ニキさんとは、かれこれ三年半振りの再会であった。
「サキさ……ニキサキさん、たいへんご無沙汰です」
お世話になった方をあだ名で呼ぶ、という失礼をおかしかけたわたしに、「いいよべつに」と不敵な笑みを浮かべる。
香港がうんだ大スター、成龍ことジャッキー・チェンを、寝不足にしてむくませたような、相変わらずの様子のニキさんと、近況報告を交わす。
釘をさしておかねばならない。
なんだよ、まだこの業界でやってるってんなら、うちに戻ってきて俺の仕事を手伝っておくりよ。

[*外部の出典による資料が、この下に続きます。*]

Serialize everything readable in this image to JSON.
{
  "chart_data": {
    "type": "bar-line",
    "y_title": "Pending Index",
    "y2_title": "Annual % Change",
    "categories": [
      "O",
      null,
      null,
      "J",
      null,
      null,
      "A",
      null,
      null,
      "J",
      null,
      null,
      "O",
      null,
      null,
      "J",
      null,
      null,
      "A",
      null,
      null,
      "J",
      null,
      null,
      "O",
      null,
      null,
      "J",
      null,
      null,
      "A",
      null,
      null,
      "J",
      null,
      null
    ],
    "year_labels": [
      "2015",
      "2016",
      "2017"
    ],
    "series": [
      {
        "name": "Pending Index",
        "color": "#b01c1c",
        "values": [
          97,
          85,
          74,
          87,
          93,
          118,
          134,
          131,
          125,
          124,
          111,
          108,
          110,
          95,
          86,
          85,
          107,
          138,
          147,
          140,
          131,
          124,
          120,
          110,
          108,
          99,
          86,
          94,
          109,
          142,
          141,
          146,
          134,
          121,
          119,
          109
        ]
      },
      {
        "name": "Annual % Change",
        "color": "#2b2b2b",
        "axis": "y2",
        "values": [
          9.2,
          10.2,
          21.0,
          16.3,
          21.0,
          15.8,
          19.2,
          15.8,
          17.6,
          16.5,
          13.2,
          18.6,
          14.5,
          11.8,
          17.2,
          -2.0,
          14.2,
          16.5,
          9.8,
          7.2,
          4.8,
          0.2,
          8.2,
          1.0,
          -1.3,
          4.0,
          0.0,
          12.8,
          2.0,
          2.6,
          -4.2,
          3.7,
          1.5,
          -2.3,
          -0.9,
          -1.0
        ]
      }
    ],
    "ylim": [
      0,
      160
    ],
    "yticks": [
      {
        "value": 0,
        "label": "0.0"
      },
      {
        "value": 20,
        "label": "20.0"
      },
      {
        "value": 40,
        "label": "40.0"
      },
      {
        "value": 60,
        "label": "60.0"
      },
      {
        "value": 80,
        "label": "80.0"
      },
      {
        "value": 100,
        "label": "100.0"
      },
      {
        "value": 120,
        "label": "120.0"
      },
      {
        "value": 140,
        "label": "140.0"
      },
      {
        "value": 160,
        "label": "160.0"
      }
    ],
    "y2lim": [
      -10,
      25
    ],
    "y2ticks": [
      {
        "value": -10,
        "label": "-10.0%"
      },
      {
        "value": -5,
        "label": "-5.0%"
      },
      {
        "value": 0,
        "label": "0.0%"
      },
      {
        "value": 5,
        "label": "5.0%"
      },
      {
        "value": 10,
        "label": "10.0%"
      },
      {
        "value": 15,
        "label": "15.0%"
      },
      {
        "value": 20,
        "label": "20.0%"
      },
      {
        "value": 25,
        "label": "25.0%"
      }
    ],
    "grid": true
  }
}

いやいや、作図補助のお手伝いで口をすすいでますものですから。めいっぱいなんて、無理でございます。あしからず。
ちっ、なんだよ。惜しかったなぁ。
まことにもって。
ちっ。 じゃあ、頑張って。
いたみいります。
またもやニヤリと、振り返りながら笑みを送りつつ、去っていったのである。
連絡先は変わっていないようなので、後日、結果が出揃ってそうなころに連絡をしてみよう。
缶コーヒーをちびりとやりながら思ったのである。
さあ。
終わった。 いつもの続きに戻れる。
戻れる、がその前に。
しばしの間を設けて、回復期間にあてようと思う。